In Milah van Zuilen's work, square shapes also play a central role — shapes that characterize the human perspective on nature and landscape. When classifying plants, species are also divided into separate boxes. Cartography, for example, also applies hard lines and square grids to draw boundaries and create order in the landscape. The exhibition 'Fieldwork' refers to these boundaries and organization, exploring the (complex) interrelationships between species. Dried leaves, tree bark, and imagery from textbooks and field guides come together in new compositions in the exhibition.

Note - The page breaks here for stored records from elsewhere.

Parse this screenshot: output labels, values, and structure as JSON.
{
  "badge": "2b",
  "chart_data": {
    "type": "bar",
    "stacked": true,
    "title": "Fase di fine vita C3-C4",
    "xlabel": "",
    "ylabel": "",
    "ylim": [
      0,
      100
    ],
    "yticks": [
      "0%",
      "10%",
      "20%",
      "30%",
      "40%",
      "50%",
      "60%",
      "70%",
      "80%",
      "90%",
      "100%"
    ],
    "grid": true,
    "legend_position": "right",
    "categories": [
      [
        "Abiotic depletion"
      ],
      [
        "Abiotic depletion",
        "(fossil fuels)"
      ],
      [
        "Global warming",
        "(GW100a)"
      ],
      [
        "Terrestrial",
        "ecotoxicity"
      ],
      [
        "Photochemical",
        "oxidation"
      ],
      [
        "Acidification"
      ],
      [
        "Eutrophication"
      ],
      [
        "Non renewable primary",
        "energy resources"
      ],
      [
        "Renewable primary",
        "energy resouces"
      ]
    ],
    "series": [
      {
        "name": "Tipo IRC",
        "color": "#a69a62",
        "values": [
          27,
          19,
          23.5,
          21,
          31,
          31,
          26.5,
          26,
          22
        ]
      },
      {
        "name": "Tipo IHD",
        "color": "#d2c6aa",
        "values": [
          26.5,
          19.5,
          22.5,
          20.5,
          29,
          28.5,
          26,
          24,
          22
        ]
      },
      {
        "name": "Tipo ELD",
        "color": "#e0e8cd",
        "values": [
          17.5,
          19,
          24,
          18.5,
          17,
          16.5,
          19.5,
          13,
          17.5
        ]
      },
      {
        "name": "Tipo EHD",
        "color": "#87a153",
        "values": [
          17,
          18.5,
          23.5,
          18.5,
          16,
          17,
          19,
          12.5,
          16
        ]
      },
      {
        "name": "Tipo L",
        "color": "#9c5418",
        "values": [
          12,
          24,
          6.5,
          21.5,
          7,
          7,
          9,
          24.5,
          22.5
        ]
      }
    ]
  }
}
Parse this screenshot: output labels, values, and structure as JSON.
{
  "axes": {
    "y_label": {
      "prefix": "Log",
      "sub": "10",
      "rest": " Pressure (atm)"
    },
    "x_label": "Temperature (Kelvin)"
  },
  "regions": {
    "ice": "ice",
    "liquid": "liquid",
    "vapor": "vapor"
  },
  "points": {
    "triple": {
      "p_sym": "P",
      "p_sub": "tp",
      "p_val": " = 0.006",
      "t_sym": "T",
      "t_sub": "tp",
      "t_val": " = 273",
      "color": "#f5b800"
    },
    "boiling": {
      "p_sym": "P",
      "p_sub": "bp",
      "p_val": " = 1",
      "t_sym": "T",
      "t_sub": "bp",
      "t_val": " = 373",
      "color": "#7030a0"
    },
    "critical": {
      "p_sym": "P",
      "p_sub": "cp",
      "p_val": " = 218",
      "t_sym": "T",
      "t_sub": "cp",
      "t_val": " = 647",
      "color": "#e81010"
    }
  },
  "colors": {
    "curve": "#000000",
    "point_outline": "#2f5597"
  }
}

Milah van Zuilen (1998) graduated with honours from the Willem de Kooning Academy in Rotterdam in 2021. She is doing a pre-master program in Forest & Nature Conservation at Wageningen University & Research and interned at Het Hationale Park De Hoge Veluwe. Her graduation project was selected for the Best of Graduates exhibition, won the Ron Mandos Young Blood Award, and was included in the collection of Museum Voorlinden. Since then, she has exhibited her projects nationally and internationally.
Milah van Zuilen: Fieldwork will be exhibited from November 5 2023, to March 3 2024.